Eventually, following directions from another village almost as small as hers though bearing a name, Nona found her way to the Rellam Forest. The old man who had known of the forest, apparently by its ill-repute, also knew of her village and, miraculously, had a name for it too.
“Rellam Village. Aye. Ain’t heard tell of that place for years though.” He gave Nona a peculiar look, as if she might be testing him. But then everyone Nona met gave her odd looks. Your eyes might occupy only a tiny fraction of what you present to the world but they are what each stranger seeks when they meet you, as if needing reassurance concerning the person that watches through them. When you present two wells of darkness to the world the world makes the sign of the Ancestor’s tree, or points a finger up across their heart to the Hope hidden above cloud-scattered skies, or makes the horns to summon the protection of the small gods who watch from between moments and under shadows.
Nona found that the unfamiliar track she had been directed along turned into a familiar one and led her through the arboreal gloom of the Rellam Forest where once she had run in the red mist of a focus moon. That time she had been chasing Amondo, her first friend and also a man who had betrayed her before they had even met. She paced the track with the woods whispering on both sides, remembering the juggler, the quick magic of his hands and the strangeness he’d brought with him into her life, a splash of colour, proof of a world beyond the boundaries of the Grey.
Nona had once told the girls at the convent a lie. On the first day she met them she had claimed that the bloodshed that saw her given to the child-taker was wrought by a wood-god upon the Pelarthi who captured her. There had been no Pelarthi. Nona had never seen a Pelarthi mercenary, only heard of them in Nana Even’s tales.
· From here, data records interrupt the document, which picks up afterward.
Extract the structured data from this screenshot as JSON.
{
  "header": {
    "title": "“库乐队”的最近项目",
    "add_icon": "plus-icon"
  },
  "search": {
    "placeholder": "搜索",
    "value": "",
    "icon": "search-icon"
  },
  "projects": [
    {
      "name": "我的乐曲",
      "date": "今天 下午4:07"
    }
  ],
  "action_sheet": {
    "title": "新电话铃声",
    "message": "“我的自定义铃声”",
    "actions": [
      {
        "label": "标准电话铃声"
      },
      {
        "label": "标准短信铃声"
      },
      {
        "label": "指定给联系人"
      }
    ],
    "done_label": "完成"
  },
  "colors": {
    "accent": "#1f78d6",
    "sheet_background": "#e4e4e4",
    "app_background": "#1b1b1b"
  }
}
There had been no wood-god either—though she had seen one of those, a year before, watching her from the Rellam, his face almost like those twisted into the bark of trees. Almost.
The shadows on the forest path lengthened while the distance to open ground shortened. Nona fought to keep her pace from quickening. Around her the wood grumbled at the wind, creaking, groaning, always in motion. Nona felt eyes watching her and wondered whose they might be. A wood-god perhaps, ragged, leaf-clad, crouched in the boughs of an oak. Or perhaps just an owl, shaking off sleep.
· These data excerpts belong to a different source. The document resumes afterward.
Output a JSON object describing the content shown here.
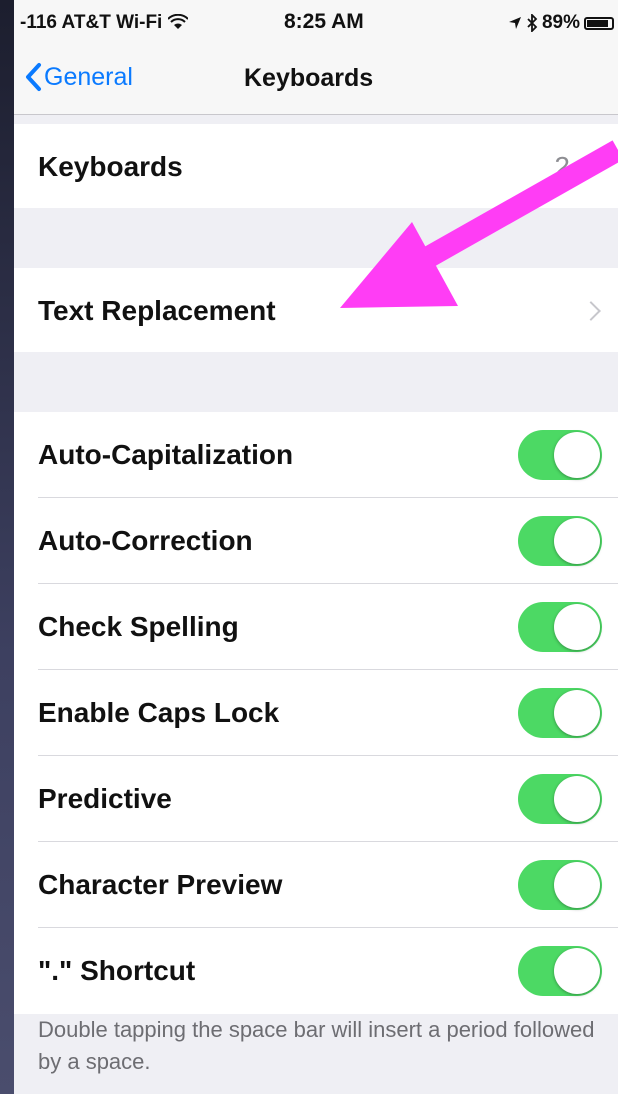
{
  "status_bar": {
    "carrier": "-116 AT&T Wi-Fi",
    "time": "8:25 AM",
    "battery": "89%",
    "battery_level": 0.89
  },
  "nav": {
    "back_label": "General",
    "title": "Keyboards"
  },
  "keyboards_row": {
    "label": "Keyboards",
    "value": "2"
  },
  "text_replacement_row": {
    "label": "Text Replacement"
  },
  "toggles": [
    {
      "label": "Auto-Capitalization",
      "on": true
    },
    {
      "label": "Auto-Correction",
      "on": true
    },
    {
      "label": "Check Spelling",
      "on": true
    },
    {
      "label": "Enable Caps Lock",
      "on": true
    },
    {
      "label": "Predictive",
      "on": true
    },
    {
      "label": "Character Preview",
      "on": true
    },
    {
      "label": "\".\" Shortcut",
      "on": true
    }
  ],
  "footer": "Double tapping the space bar will insert a period followed by a space.",
  "colors": {
    "accent": "#0a7aff",
    "toggle_on": "#4cd964",
    "annotation_arrow": "#ff3df5"
  },
  "icons": [
    "wifi-icon",
    "location-icon",
    "bluetooth-icon",
    "battery-icon",
    "back-chevron-icon",
    "disclosure-chevron-icon",
    "annotation-arrow"
  ]
}
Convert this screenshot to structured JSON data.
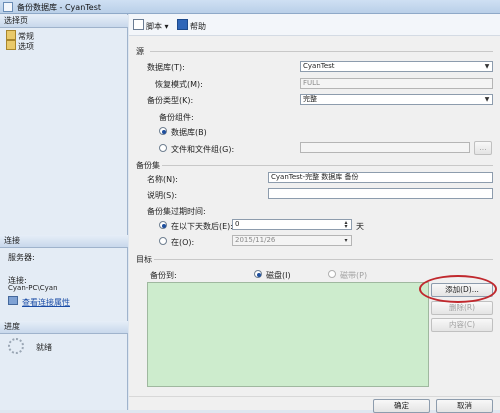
{
  "window": {
    "title": "备份数据库 - CyanTest"
  },
  "left": {
    "select_page_header": "选择页",
    "pages": [
      "常规",
      "选项"
    ],
    "connection_header": "连接",
    "server_label": "服务器:",
    "connection_label": "连接:",
    "connection_value": "Cyan-PC\\Cyan",
    "view_connection_props": "查看连接属性",
    "progress_header": "进度",
    "progress_status": "就绪"
  },
  "toolbar": {
    "script": "脚本",
    "help": "帮助"
  },
  "source": {
    "title": "源",
    "database_label": "数据库(T):",
    "database_value": "CyanTest",
    "recovery_label": "恢复模式(M):",
    "recovery_value": "FULL",
    "backup_type_label": "备份类型(K):",
    "backup_type_value": "完整",
    "component_label": "备份组件:",
    "radio_database": "数据库(B)",
    "radio_filegroup": "文件和文件组(G):",
    "filegroup_btn": "..."
  },
  "backup_set": {
    "title": "备份集",
    "name_label": "名称(N):",
    "name_value": "CyanTest-完整 数据库 备份",
    "desc_label": "说明(S):",
    "desc_value": "",
    "expire_label": "备份集过期时间:",
    "after_label": "在以下天数后(E):",
    "after_value": "0",
    "days_unit": "天",
    "on_label": "在(O):",
    "on_value": "2015/11/26"
  },
  "destination": {
    "title": "目标",
    "backup_to_label": "备份到:",
    "disk_label": "磁盘(I)",
    "tape_label": "磁带(P)",
    "add_btn": "添加(D)...",
    "remove_btn": "删除(R)",
    "contents_btn": "内容(C)"
  },
  "footer": {
    "ok_btn": "确定",
    "cancel_btn": "取消"
  },
  "colors": {
    "accent": "#1f4f9d",
    "highlight": "#c0282d",
    "list_bg": "#cdeccd"
  }
}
Somewhere along this path she had murdered half a dozen soldiers. The troop Sherzal had sent with her quantal thread-worker, to guard him as he sifted through the world’s threads in search of bodies in which more than one blood ran. The men who had hired Amondo to coax her from the village. How much had they paid? How much had it been worth to them to keep their business quiet? If Amondo had proved too expensive the soldiers would have just come in to take her. Their time was worth more to Sherzal than the lives of a few villagers.